CASIA OpenIR > 毕业生 > 博士学位论文

	面向半结构和无结构文本的实体关系抽取关键技术研究
其他题名	Research on the Key Methods for Relation Extraction from Semi-structured and Unstructured Texts
	刘洋
	2014-05-29
学位类型	工学博士
中文摘要	实体关系抽取是从网络半结构和无结构文本中抽取实体属性关系和实体之间关系的技术，是信息抽取领域重要的基础任务和难点问题之一，对大规模知识库构建、问答系统、语义搜索等应用具有潜在的应用前景。
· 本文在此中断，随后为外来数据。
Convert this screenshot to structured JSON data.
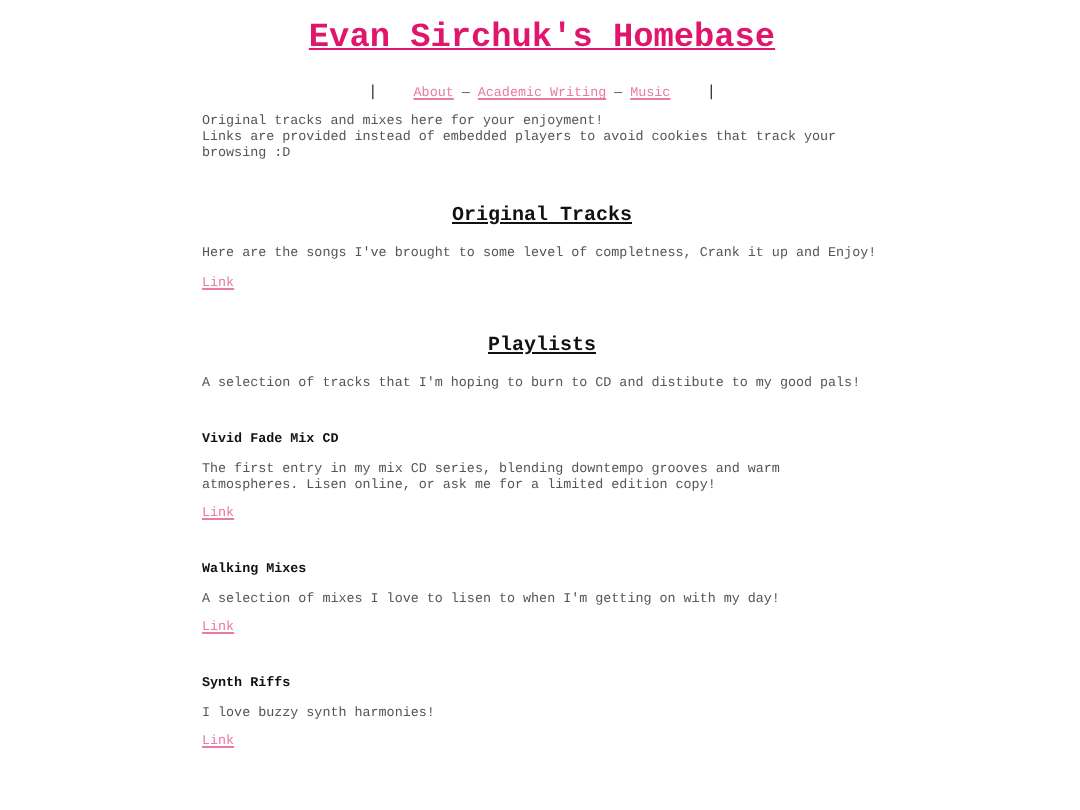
{
  "title": "Evan Sirchuk's Homebase",
  "nav": {
    "left_bar": "|",
    "items": [
      {
        "label": "About"
      },
      {
        "label": "Academic Writing"
      },
      {
        "label": "Music"
      }
    ],
    "separator": "—",
    "right_bar": "|"
  },
  "intro": [
    "Original tracks and mixes here for your enjoyment!",
    "Links are provided instead of embedded players to avoid cookies that track your browsing :D"
  ],
  "sections": [
    {
      "heading": "Original Tracks",
      "description": "Here are the songs I've brought to some level of completness, Crank it up and Enjoy!",
      "link": "Link"
    },
    {
      "heading": "Playlists",
      "description": "A selection of tracks that I'm hoping to burn to CD and distibute to my good pals!",
      "items": [
        {
          "title": "Vivid Fade Mix CD",
          "description": "The first entry in my mix CD series, blending downtempo grooves and warm atmospheres. Lisen online, or ask me for a limited edition copy!",
          "link": "Link"
        },
        {
          "title": "Walking Mixes",
          "description": "A selection of mixes I love to lisen to when I'm getting on with my day!",
          "link": "Link"
        },
        {
          "title": "Synth Riffs",
          "description": "I love buzzy synth harmonies!",
          "link": "Link"
        }
      ]
    }
  ]
}
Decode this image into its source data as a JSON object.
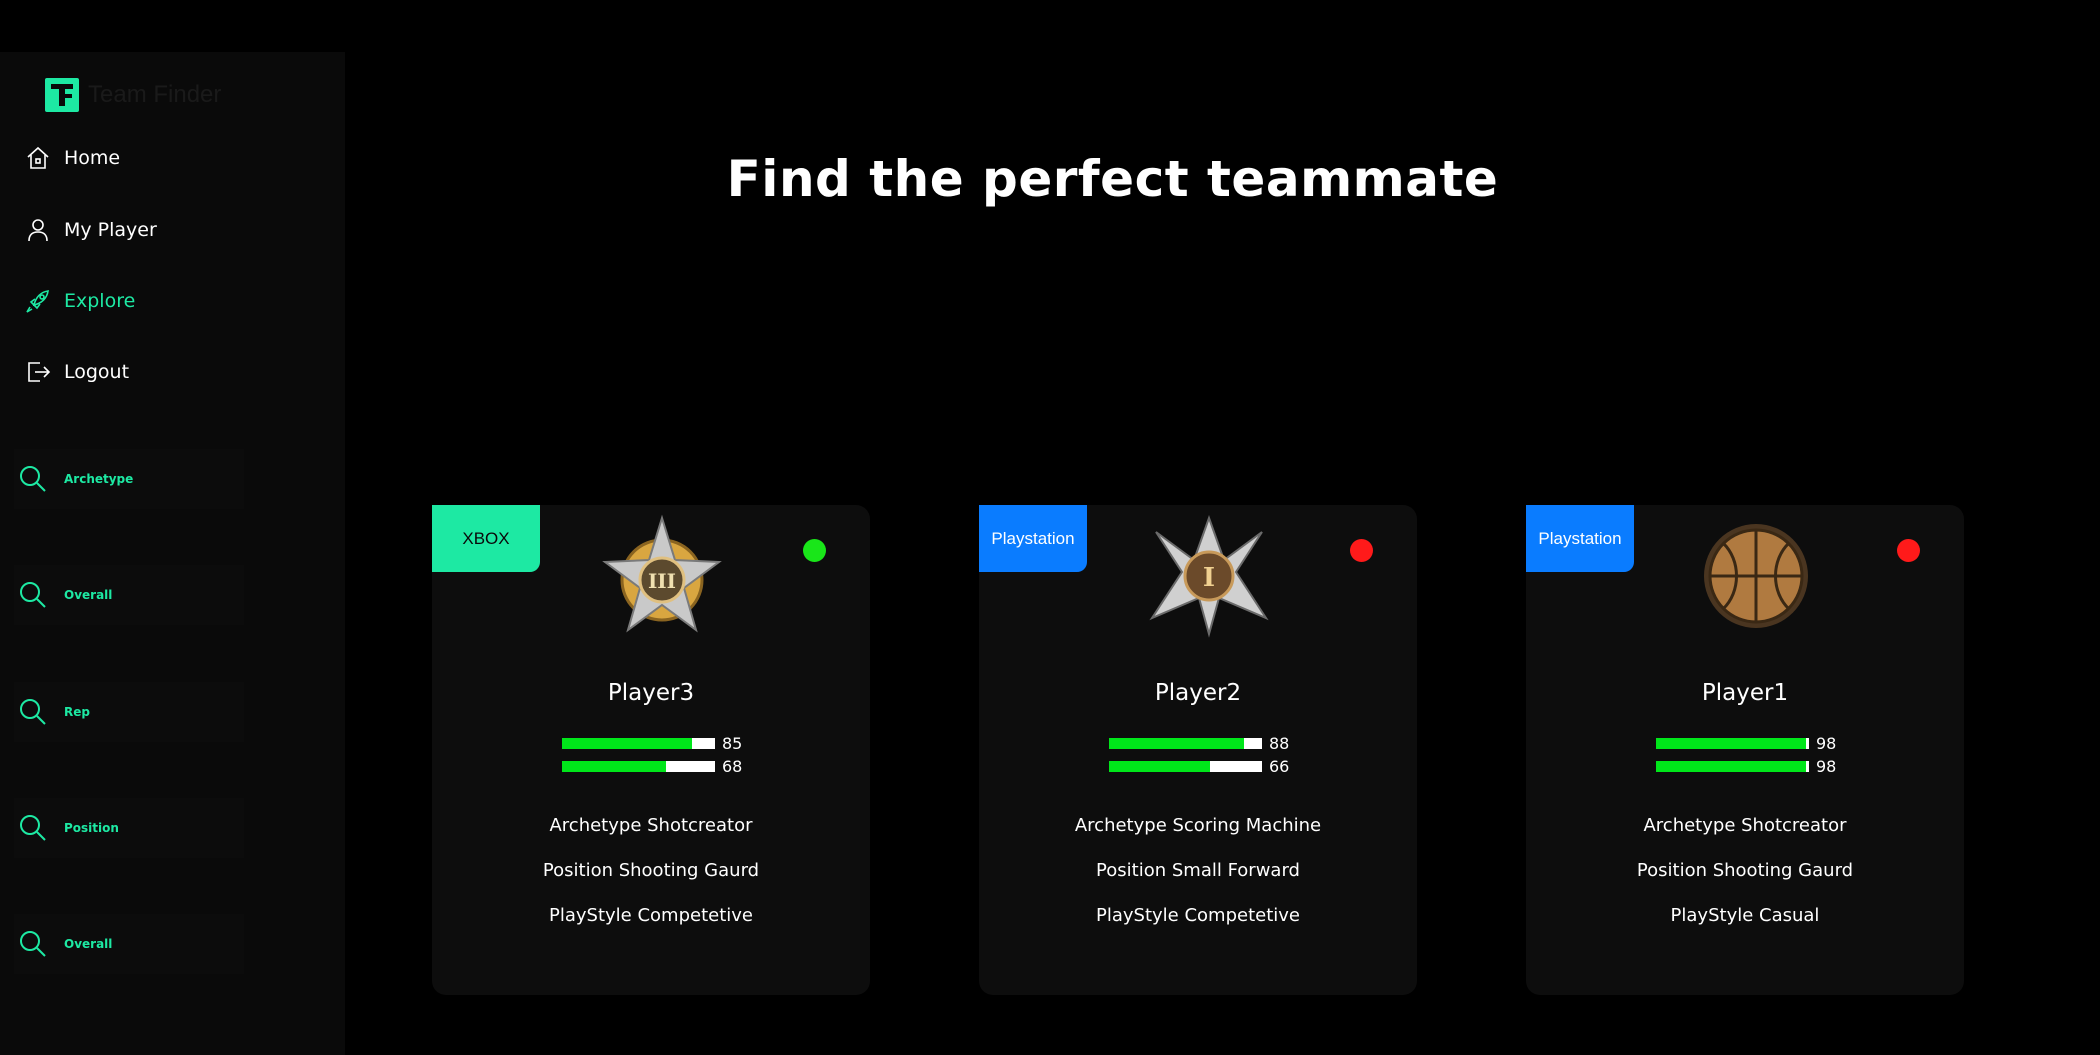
{
  "app": {
    "name": "Team Finder",
    "logo_letter": "F"
  },
  "nav": {
    "items": [
      {
        "label": "Home",
        "icon": "home-icon",
        "active": false
      },
      {
        "label": "My Player",
        "icon": "user-icon",
        "active": false
      },
      {
        "label": "Explore",
        "icon": "rocket-icon",
        "active": true
      },
      {
        "label": "Logout",
        "icon": "logout-icon",
        "active": false
      }
    ]
  },
  "filters": [
    {
      "label": "Archetype",
      "icon": "search-icon"
    },
    {
      "label": "Overall",
      "icon": "search-icon"
    },
    {
      "label": "Rep",
      "icon": "search-icon"
    },
    {
      "label": "Position",
      "icon": "search-icon"
    },
    {
      "label": "Overall",
      "icon": "search-icon"
    }
  ],
  "hero": {
    "title": "Find the perfect teammate"
  },
  "cards": [
    {
      "platform": "XBOX",
      "platform_color": "#1de9a3",
      "badge": "star-badge-icon",
      "status_color": "#19e619",
      "name": "Player3",
      "stat1": 85,
      "stat2": 68,
      "archetype": "Archetype Shotcreator",
      "position": "Position Shooting Gaurd",
      "playstyle": "PlayStyle Competetive"
    },
    {
      "platform": "Playstation",
      "platform_color": "#0a7cff",
      "badge": "silver-star-badge-icon",
      "status_color": "#ff1a1a",
      "name": "Player2",
      "stat1": 88,
      "stat2": 66,
      "archetype": "Archetype Scoring Machine",
      "position": "Position Small Forward",
      "playstyle": "PlayStyle Competetive"
    },
    {
      "platform": "Playstation",
      "platform_color": "#0a7cff",
      "badge": "basketball-badge-icon",
      "status_color": "#ff1a1a",
      "name": "Player1",
      "stat1": 98,
      "stat2": 98,
      "archetype": "Archetype Shotcreator",
      "position": "Position Shooting Gaurd",
      "playstyle": "PlayStyle Casual"
    }
  ],
  "colors": {
    "accent": "#1de9a3",
    "background": "#000000",
    "sidebar": "#0a0a0a",
    "card": "#0d0d0d",
    "stat_bar": "#00e61a"
  }
}
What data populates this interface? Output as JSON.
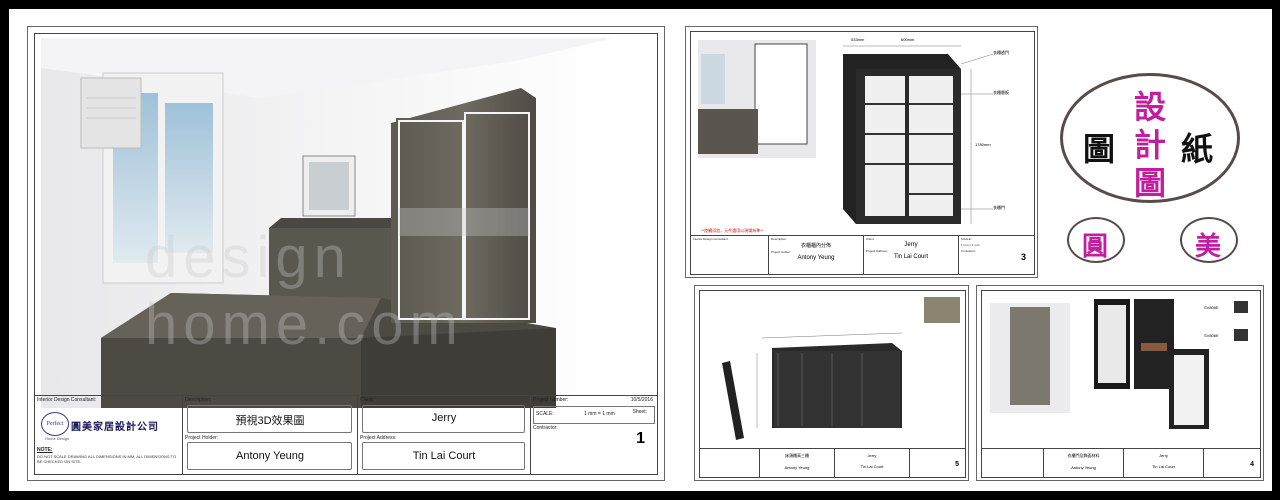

因此，实体关系抽取技术得到了工业界和学术界的广泛关注。然而，海量异构的网络数据以及表达多样性的网络语言，也对实体关系抽取技术提出了很大的挑战。论文研究面向大规模网络半结构和无结构文本的实体关系抽取技术，主要研究成果如下： 1、为了应对弱半结构文本模板不一致的问题，本文提出了一种利用网站级模板和属性知识的弱半结构文本实体属性关系抽取方法。首先，利用基于图的随机游走算法来获得高置信度的模板和属性，构成网站级知识；然后，利用获得的网站级知识来识别每篇文章中的弱半结构文本区域，进而从中抽取属性-属性值对，并与相应实体组成实体属性关系。实验结果表明，在面对弱半结构文本时，相比于没有利用网站级知识的抽取方法，本方法显著地提升了抽取性能，增强了其鲁棒性。 2、无结构文本弱监督关系抽取存在训练数据回标噪声问题，当前许多方法利用多实例模型对训练数据回标噪声进行建模，但多实例模型的假设在很多时候得不到满足，造成抽取性能欠佳。为了应对以上问题，本文提出了一种基于显著特征发现的弱监督实体关系抽取方法。首先，利用回标产生的训练数据的特征将满足回标条件的样本同不满足回标条件的样本联合起来；然后，基于主题模型对联合样本中特征和潜在关系进行建模，以发现特征的明确度，再将明确度和表征特征所含信息量的信息度进行融合，获得特征的显著性；最后，将显著性当做特征值学习实体关系抽取模型，以使显著性高的特征比噪声特征获得更大的权重。实验结果表明，本方法在Held-out评价和人工评价的实验中，其结果均好于以前的方法。 3、传统弱监督实体关系抽取方法使用的特征由四种实体类型构成，这样的粗粒度实体类型常常不能够区分两个实体间的实体关系。为了应对以上问题，本文提出了一种基于细粒度实体类型特征发现的无结构文本弱监督实体关系抽取方法，通过发现细粒度实体类型来增强特征的区分性。首先，利用细粒度实体类型同维基百科文章的对应关系得到训练数据，自动训练细粒度实体类型分类器；然后，利用搜索引擎返回结果扩展实体指称，并通过学习得到的分类器预测扩展后实体指称的细粒度实体类型；最后，将细粒度实体类型融入到实体关系抽取模型，并研究比较了三种融入方法――替换方法、扩展方法和选择方法。实验结果表明，相较于原抽取模型，本文扩展方法在聚合抽取实验中获得了更加平滑的正确率/召回率曲线――它代表更加稳定的系统，并在句子级抽取实验中大幅度提升了准确率。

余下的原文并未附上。